Wednesday, May 24, 2017

Pianist Pete Malinverni asks, "Heaven - is this it, right here?"

With Heaven Pete Malinverni adds to the long list of varied and moving projects he's given us over time, including in the trio, quartet, quintet, solo piano, big band and choir formats. Always searching in spirit but engaging in nature, Pete's music asks the larger questions in a way that is both challenging and approachable.

Heaven is no different, except that it was born of a remarkable set of circumstances. First, Pete's wife, singer Jody Sandhaus, died in 2012, causing him to look to many places, including deep inside, to find a way forward in life. He had to - he loves life and he has a son. Through that search, Pete found a new appreciation for the quotidian things one encounters on a daily basis and that speak of something larger - something, call it what you will, that is worth notice and appreciation.

Then, just over a year ago, Pete himself had a health scare - unfounded, but yielding that existential fear some of us know all too well. During a fraught week, Pete resolved that, should he have time for just one more recording, it would deal with spiritual things. With the eventual 100% clean bill of health came relief - but also a new determination that the difficult week had served the purpose of giving his art a new focus.

Heaven is the result of that clarity. Featuring Pete in trio with Ben Allison and Akira Tana, the album features songs that speak in varied ways of spirituality, from Curtis Mayfield's People, Get Ready to Hungarian Jewish martyr Hannah Senesh's Eili, Eili, to the American Spiritual, A City Called Heaven to the title track, Duke Ellington's Heaven.

Also featured on the date for one selection each are Karrin Allyson (Jody Sandhaus' favorite singer, by the way), saxophonist Steve Wilson and trumpeter Jon Faddis, each guest offering a unique and stirring meditation in his/her own unique voice.

The question of Heaven is an old one. Does it exist - and, if so, how can it be better than this? Well, Pete Malinverni has learned for sure what he always suspected: if the beauty of every moment - every personal encounter, every lick from a dog, every breeze - is tasted as it should be, then isn't Heaven right here, right now?
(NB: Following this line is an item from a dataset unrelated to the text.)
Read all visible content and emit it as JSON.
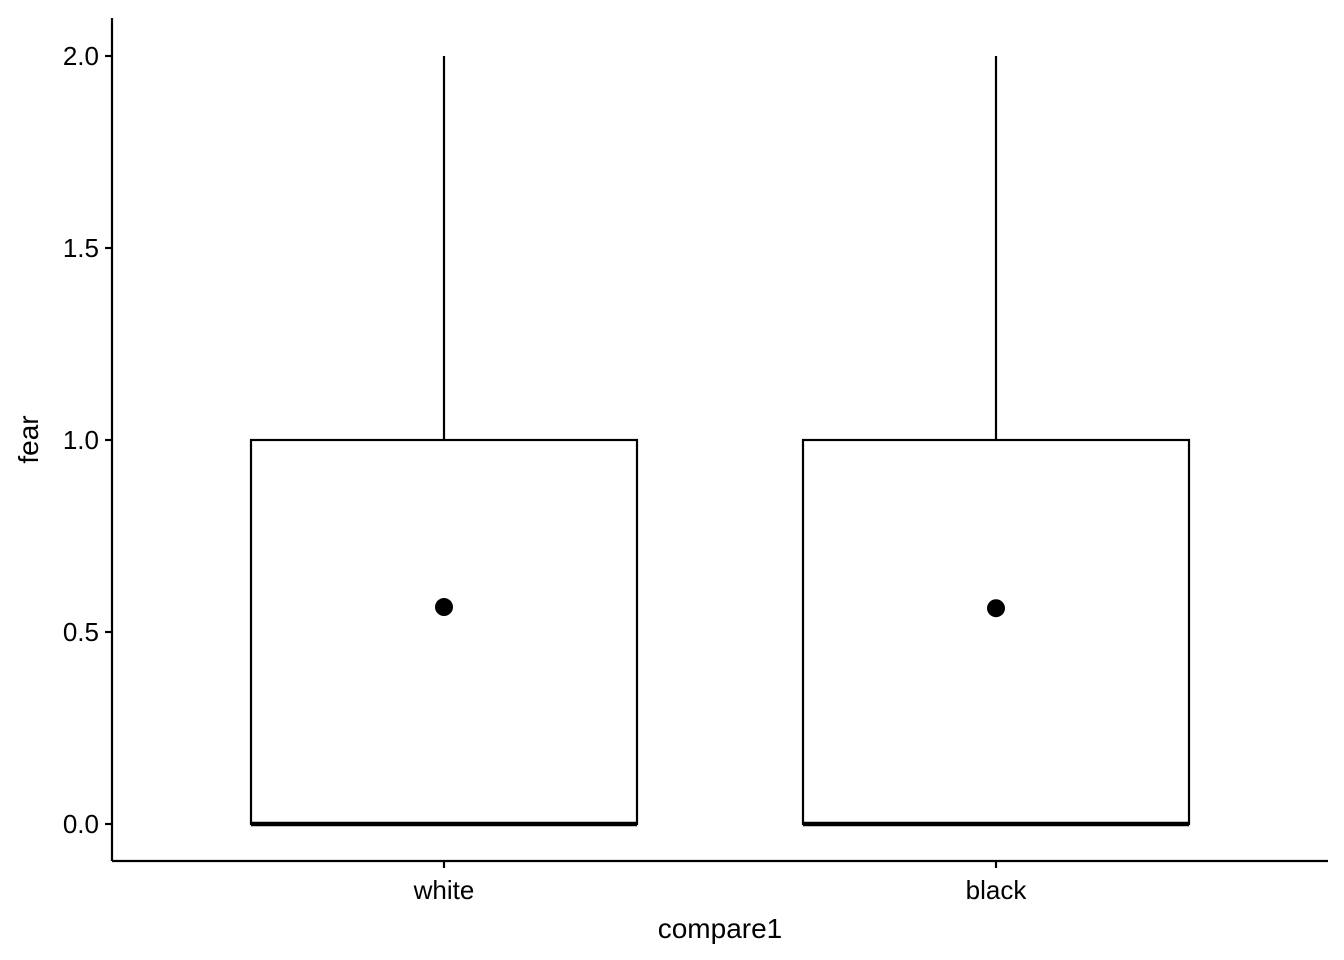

Indeed, in his liner notes, Malinverni says, "We all want to look up - we hope, maybe we even trust, that somewhere there is unalloyed truth and beauty. Much art memorializes tristesse, encouraging us to abide, to await Relief, Rest or Joy. Other art suggests that Joy can be experienced right now, if only we choose it. For lack of a better term, let's call that thing for which we wait, or which we savor presently, Heaven.

"This recording is meant to reconcile those two perspectives, presenting music of various traditions with one thing in common - the notion that even this vale of tears is tinged with the essence of the transcendent, of the beautiful and the true".
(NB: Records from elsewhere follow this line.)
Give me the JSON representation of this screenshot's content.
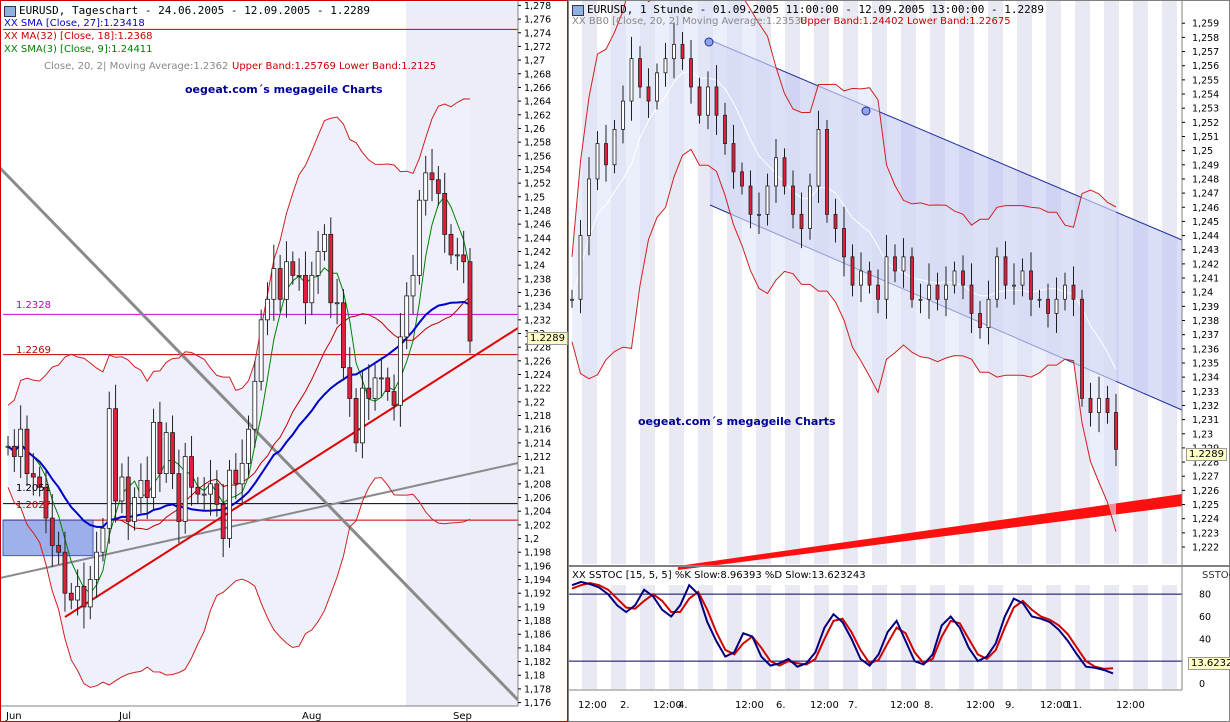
{
  "left": {
    "header": "EURUSD, Tageschart - 24.06.2005 - 12.09.2005 - 1.2289",
    "legend": [
      {
        "text": "XX SMA [Close, 27]:1.23418",
        "color": "#0000c8"
      },
      {
        "text": "XX MA(32) [Close, 18]:1.2368",
        "color": "#c80000"
      },
      {
        "text": "XX SMA(3) [Close, 9]:1.24411",
        "color": "#008000"
      }
    ],
    "bb_label": "Close, 20, 2| Moving Average:1.2362",
    "bb_bands": "Upper Band:1.25769 Lower Band:1.2125",
    "watermark": "oegeat.com´s megageile Charts",
    "price_tag": "1.2289",
    "level_labels": [
      "1.2328",
      "1.2269",
      "1.2051",
      "1.2027"
    ],
    "x_labels": [
      "Jun",
      "Jul",
      "Aug",
      "Sep"
    ],
    "y_min": 1.1755,
    "y_max": 1.2785
  },
  "right": {
    "header": "EURUSD, 1 Stunde - 01.09.2005 11:00:00 - 12.09.2005 13:00:00 - 1.2289",
    "bb_label": "XX BB0 [Close, 20, 2] Moving Average:1.23538",
    "bb_bands": "Upper Band:1.24402 Lower Band:1.22675",
    "watermark": "oegeat.com´s megageile Charts",
    "price_tag": "1.2289",
    "x_labels": [
      "12:00",
      "2.",
      "12:00",
      "4.",
      "12:00",
      "6.",
      "12:00",
      "7.",
      "12:00",
      "8.",
      "12:00",
      "9.",
      "12:00",
      "11.",
      "12:00"
    ],
    "y_min": 1.2208,
    "y_max": 1.2605
  },
  "stoch": {
    "header": "XX SSTOC [15, 5, 5] %K Slow:8.96393 %D Slow:13.623243",
    "axis_title": "SSTOC",
    "value_tag": "13.6232",
    "y_labels": [
      "80",
      "60",
      "40",
      "20",
      "0"
    ]
  },
  "chart_data": [
    {
      "type": "candlestick",
      "title": "EURUSD, Tageschart - 24.06.2005 - 12.09.2005 - 1.2289",
      "ylim": [
        1.1755,
        1.2785
      ],
      "x_ticks": [
        "Jun",
        "Jul",
        "Aug",
        "Sep"
      ],
      "y_ticks": [
        1.176,
        1.178,
        1.18,
        1.182,
        1.184,
        1.186,
        1.188,
        1.19,
        1.192,
        1.194,
        1.196,
        1.198,
        1.2,
        1.202,
        1.204,
        1.206,
        1.208,
        1.21,
        1.212,
        1.214,
        1.216,
        1.218,
        1.22,
        1.222,
        1.224,
        1.226,
        1.228,
        1.23,
        1.232,
        1.234,
        1.236,
        1.238,
        1.24,
        1.242,
        1.244,
        1.246,
        1.248,
        1.25,
        1.252,
        1.254,
        1.256,
        1.258,
        1.26,
        1.262,
        1.264,
        1.266,
        1.268,
        1.27,
        1.272,
        1.274,
        1.276,
        1.278
      ],
      "closes": [
        1.2135,
        1.212,
        1.216,
        1.2095,
        1.209,
        1.2075,
        1.203,
        1.199,
        1.198,
        1.192,
        1.191,
        1.193,
        1.19,
        1.194,
        1.198,
        1.2015,
        1.219,
        1.2055,
        1.209,
        1.2025,
        1.206,
        1.2085,
        1.206,
        1.217,
        1.2095,
        1.2155,
        1.2095,
        1.2025,
        1.212,
        1.2075,
        1.2065,
        1.2065,
        1.208,
        1.205,
        1.2,
        1.21,
        1.208,
        1.211,
        1.216,
        1.223,
        1.232,
        1.235,
        1.2395,
        1.235,
        1.2405,
        1.2385,
        1.2385,
        1.2345,
        1.2385,
        1.242,
        1.2445,
        1.2345,
        1.2345,
        1.225,
        1.2205,
        1.214,
        1.222,
        1.2205,
        1.2235,
        1.2235,
        1.2215,
        1.2195,
        1.2295,
        1.2355,
        1.2385,
        1.2495,
        1.2535,
        1.2525,
        1.2505,
        1.2445,
        1.2415,
        1.2415,
        1.2405,
        1.2289
      ],
      "horizontal_levels": [
        1.2328,
        1.2269,
        1.2051,
        1.2027,
        1.2745
      ],
      "sma27_last": 1.23418,
      "ma18_last": 1.2368,
      "sma9_last": 1.24411,
      "bollinger": {
        "period": 20,
        "dev": 2,
        "ma": 1.2362,
        "upper": 1.25769,
        "lower": 1.2125
      }
    },
    {
      "type": "candlestick",
      "title": "EURUSD, 1 Stunde - 01.09.2005 11:00:00 - 12.09.2005 13:00:00 - 1.2289",
      "ylim": [
        1.2208,
        1.2605
      ],
      "x_ticks": [
        "12:00",
        "2.",
        "12:00",
        "4.",
        "12:00",
        "6.",
        "12:00",
        "7.",
        "12:00",
        "8.",
        "12:00",
        "9.",
        "12:00",
        "11.",
        "12:00"
      ],
      "y_ticks": [
        1.222,
        1.223,
        1.224,
        1.225,
        1.226,
        1.227,
        1.228,
        1.229,
        1.23,
        1.231,
        1.232,
        1.233,
        1.234,
        1.235,
        1.236,
        1.237,
        1.238,
        1.239,
        1.24,
        1.241,
        1.242,
        1.243,
        1.244,
        1.245,
        1.246,
        1.247,
        1.248,
        1.249,
        1.25,
        1.251,
        1.252,
        1.253,
        1.254,
        1.255,
        1.256,
        1.257,
        1.258,
        1.259
      ],
      "closes": [
        1.2395,
        1.244,
        1.248,
        1.2505,
        1.249,
        1.2515,
        1.2535,
        1.2565,
        1.2545,
        1.2535,
        1.2555,
        1.2565,
        1.2575,
        1.2565,
        1.2545,
        1.2525,
        1.2545,
        1.2525,
        1.2505,
        1.2485,
        1.2475,
        1.2455,
        1.2455,
        1.2475,
        1.2495,
        1.2475,
        1.2455,
        1.2445,
        1.2475,
        1.2515,
        1.2455,
        1.2445,
        1.2425,
        1.2405,
        1.2415,
        1.2405,
        1.2395,
        1.2425,
        1.2415,
        1.2425,
        1.2395,
        1.2395,
        1.2405,
        1.2395,
        1.2405,
        1.2415,
        1.2405,
        1.2385,
        1.2375,
        1.2395,
        1.2425,
        1.2405,
        1.2405,
        1.2415,
        1.2395,
        1.2395,
        1.2385,
        1.2395,
        1.2405,
        1.2395,
        1.2325,
        1.2315,
        1.2325,
        1.2315,
        1.2289
      ],
      "bollinger": {
        "period": 20,
        "dev": 2,
        "ma": 1.23538,
        "upper": 1.24402,
        "lower": 1.22675
      }
    },
    {
      "type": "line",
      "title": "XX SSTOC [15, 5, 5] %K Slow:8.96393 %D Slow:13.623243",
      "ylim": [
        -5,
        90
      ],
      "y_ticks": [
        80,
        60,
        40,
        20,
        0
      ],
      "levels": [
        80,
        20
      ],
      "series": [
        {
          "name": "%K Slow",
          "color": "#000080",
          "values": [
            88,
            91,
            89,
            86,
            80,
            70,
            64,
            70,
            84,
            78,
            66,
            60,
            70,
            88,
            80,
            55,
            38,
            24,
            28,
            45,
            42,
            24,
            16,
            18,
            22,
            15,
            18,
            28,
            50,
            62,
            55,
            40,
            22,
            16,
            26,
            46,
            56,
            38,
            20,
            17,
            26,
            52,
            60,
            50,
            32,
            20,
            24,
            36,
            60,
            76,
            72,
            60,
            58,
            55,
            48,
            38,
            26,
            15,
            14,
            12,
            9
          ]
        },
        {
          "name": "%D Slow",
          "color": "#c00000",
          "values": [
            85,
            88,
            90,
            88,
            84,
            76,
            68,
            67,
            74,
            80,
            74,
            64,
            64,
            76,
            82,
            66,
            46,
            30,
            26,
            36,
            42,
            32,
            20,
            16,
            20,
            18,
            17,
            22,
            40,
            56,
            58,
            46,
            30,
            18,
            21,
            36,
            50,
            45,
            28,
            18,
            22,
            42,
            56,
            54,
            40,
            26,
            22,
            30,
            50,
            68,
            74,
            66,
            60,
            57,
            52,
            44,
            32,
            20,
            15,
            13,
            13.6
          ]
        }
      ]
    }
  ]
}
The album opens with a jaunty reading of the title track, Malinverni taking a hint from the first two chords of the harmony, modulating up every chorus. Following immediately behind is Psalm 23, Pete's dynamic new commissioned choral composition, offered here in the trio format. The American folk song, Down in the River to Pray is next, played in a "5" meter, calling to mind the scene at the shore early one Sunday.

Next, the ever-soulful Karrin Allyson joins Pete at the water with Shenandoah, followed by the trio's rendering of Eili, Eili, by the young Jewish martyr Hannah Senesh, who parachuted with the RAF into her native Hungary to help lead Jews out of their then-dangerous home. Instead, she was caught, tortured and killed by the Nazis and this poem, an appreciation of the simple and profound beauty of nature, is her legacy.

Then, the swinging version of the soul hit, People, Get Ready precedes a beautifully intimate Come Sunday by Jon Faddis and the trio, followed by a Ben Allison feature on A City Called Heaven. Steve Wilson burns down the house on Wade in the Water and the recital closes with Ashokan Farewell, a new song of loss and what's left behind, featured prominently in Ken Burns' Civil War series.

All in all, Heaven is a worthy addition to Pete Malinverni's oeuvre, and not to be missed.